COP20 CITES en Ouzbékistan : une fenêtre sur le trafic d’espèces sauvages

Un événement international majeur à Samarcande pour lutter contre le commerce illégal de la faune et de la flore

Du 24 novembre au 5 décembre 2025, l’Ouzbékistan accueille à Samarcande la COP20 CITES, la conférence internationale dédiée à la lutte contre le trafic d’espèces sauvages.
Cet événement majeur met en lumière un enjeu mondial : le commerce illégal d’animaux et de plantes, qui génère chaque année des dizaines de milliards d’euros.

Un rendez-vous international au cœur de Samarcande

À peine la COP30 sur le climat terminée, une nouvelle conférence internationale s’ouvre. Cette fois, elle est consacrée à la protection de la biodiversité.

Ainsi, la COP20 de la CITES 1 réunit à Samarcande des représentants du monde entier. L’objectif est clair : mettre à jour la liste des espèces dont le commerce est interdit ou strictement réglementé.

En effet, ces décisions sont essentielles pour lutter contre un trafic qui alimente la criminalité organisée à l’échelle mondiale.

Un slogan porteur de sens

Le 20 août 2025, l’Ouzbékistan a dévoilé le slogan officiel de cet événement :
« La CITES célèbre ses 50 ans à Samarcande : connecter la nature et l’humain ».

L’annonce a été faite à Tachkent par M. Aziz Abdukhakimov, ministre de l’Écologie, de la Protection de l’environnement et du Changement climatique.

Selon lui, ce slogan reflète une vision forte. La conservation de la nature ne doit pas être séparée de l’humain, mais envisagée comme une trajectoire commune.

Samarcande, carrefour historique entre Orient et Occident, apparaît ainsi comme un lieu symbolique pour célébrer cet anniversaire et réfléchir aux enjeux futurs.

Un logo entre nature et patrimoine

Le logo officiel de la COP20 CITES a été conçu par le Ministère de l’Écologie de la République d’Ouzbékistan. Il associe plusieurs symboles du patrimoine naturel et culturel du pays.

On y retrouve notamment un pétroglyphe représentant un argali (Ovis ammon), une plante médicinale (Rhodiola semenovii) ainsi que des éléments architecturaux de Samarcande.

L’argali, inscrit à l’Annexe II de la CITES, rappelle la nécessité de protéger les espèces menacées.
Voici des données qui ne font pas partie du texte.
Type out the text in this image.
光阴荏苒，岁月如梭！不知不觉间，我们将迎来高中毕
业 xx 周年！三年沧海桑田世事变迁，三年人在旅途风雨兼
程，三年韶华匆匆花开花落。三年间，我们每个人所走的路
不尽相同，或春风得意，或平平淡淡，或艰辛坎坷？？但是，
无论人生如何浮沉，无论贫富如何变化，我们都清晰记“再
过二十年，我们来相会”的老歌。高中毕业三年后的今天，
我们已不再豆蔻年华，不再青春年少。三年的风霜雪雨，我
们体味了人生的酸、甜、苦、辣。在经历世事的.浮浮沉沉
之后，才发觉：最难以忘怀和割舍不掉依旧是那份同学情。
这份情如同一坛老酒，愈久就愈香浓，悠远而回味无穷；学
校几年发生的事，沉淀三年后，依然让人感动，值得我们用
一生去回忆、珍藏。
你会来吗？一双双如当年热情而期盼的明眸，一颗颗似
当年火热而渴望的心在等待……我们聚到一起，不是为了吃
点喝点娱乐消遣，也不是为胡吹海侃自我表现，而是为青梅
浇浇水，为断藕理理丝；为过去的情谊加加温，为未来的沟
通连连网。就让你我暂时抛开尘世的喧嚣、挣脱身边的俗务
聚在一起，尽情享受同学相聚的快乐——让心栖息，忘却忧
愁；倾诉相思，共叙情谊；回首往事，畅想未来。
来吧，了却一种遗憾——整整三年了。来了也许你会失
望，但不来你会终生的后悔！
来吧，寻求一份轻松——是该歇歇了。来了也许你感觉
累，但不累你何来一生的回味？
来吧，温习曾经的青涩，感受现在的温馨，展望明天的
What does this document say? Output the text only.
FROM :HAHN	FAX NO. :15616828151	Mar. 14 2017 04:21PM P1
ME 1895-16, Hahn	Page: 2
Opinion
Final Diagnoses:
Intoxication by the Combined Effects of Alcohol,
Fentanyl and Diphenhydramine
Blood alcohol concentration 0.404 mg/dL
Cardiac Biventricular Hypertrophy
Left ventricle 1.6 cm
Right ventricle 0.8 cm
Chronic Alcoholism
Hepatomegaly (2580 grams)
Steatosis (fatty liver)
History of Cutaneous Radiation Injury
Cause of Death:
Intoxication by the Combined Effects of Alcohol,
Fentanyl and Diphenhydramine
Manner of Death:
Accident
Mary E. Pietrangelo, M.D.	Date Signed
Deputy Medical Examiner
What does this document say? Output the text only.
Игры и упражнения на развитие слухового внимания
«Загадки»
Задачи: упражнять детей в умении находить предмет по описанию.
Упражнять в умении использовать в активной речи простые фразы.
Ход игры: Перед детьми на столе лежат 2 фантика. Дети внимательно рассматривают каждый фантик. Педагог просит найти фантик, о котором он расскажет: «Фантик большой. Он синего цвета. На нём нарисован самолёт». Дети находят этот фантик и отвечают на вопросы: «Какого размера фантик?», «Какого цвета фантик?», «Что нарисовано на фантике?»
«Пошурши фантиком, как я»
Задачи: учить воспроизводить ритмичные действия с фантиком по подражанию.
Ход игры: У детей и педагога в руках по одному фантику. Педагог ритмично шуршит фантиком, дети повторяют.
Par ailleurs, la présence de la plante souligne le rôle essentiel de la flore dans les écosystèmes et la santé humaine.

Enfin, les monuments de Samarcande illustrent la richesse culturelle de l’Ouzbékistan et son ouverture au monde.

L’Ouzbékistan au cœur des enjeux de biodiversité

Le fait que l’Ouzbékistan accueille la COP20 témoigne également de la reconnaissance croissante du rôle de l’Asie centrale dans la conservation de la biodiversité mondiale.

Samarcande, l’une des plus anciennes villes habitées au monde, offre un cadre exceptionnel. Elle se situe au carrefour de régions abritant une faune et une flore remarquables, telles que Varanus caspius, le flamant rose ou encore Lynx lynx isabellinus.

Ainsi, cet événement souligne l’importance stratégique de la région dans les équilibres environnementaux globaux.

Une conférence tournée vers l’avenir

Alors que le monde se prépare à cette session de novembre, les travaux s’intensifient. Des propositions d’amendements aux annexes de la CITES ont déjà été soumises. Parallèlement, l’ordre du jour de la conférence se précise.

Samarcande se prépare désormais à accueillir une communauté internationale mobilisée autour d’un objectif commun : protéger durablement la biodiversité.

Plusieurs dizaines d’espèces ont ainsi vu leur statut renforcé, confirmant l’importance de la coopération internationale dans la lutte contre le trafic d’espèces sauvages.

1 CITES : Depuis 1975, la Convention sur le commerce international des espèces de faune et de flore sauvages menacées d’extinction, dite « Convention de Washington » et connue sous l’acronyme CITES, protège plus de 40 000 espèces animales et végétales. Elle encadre leur commerce à l’échelle mondiale afin de garantir leur survie.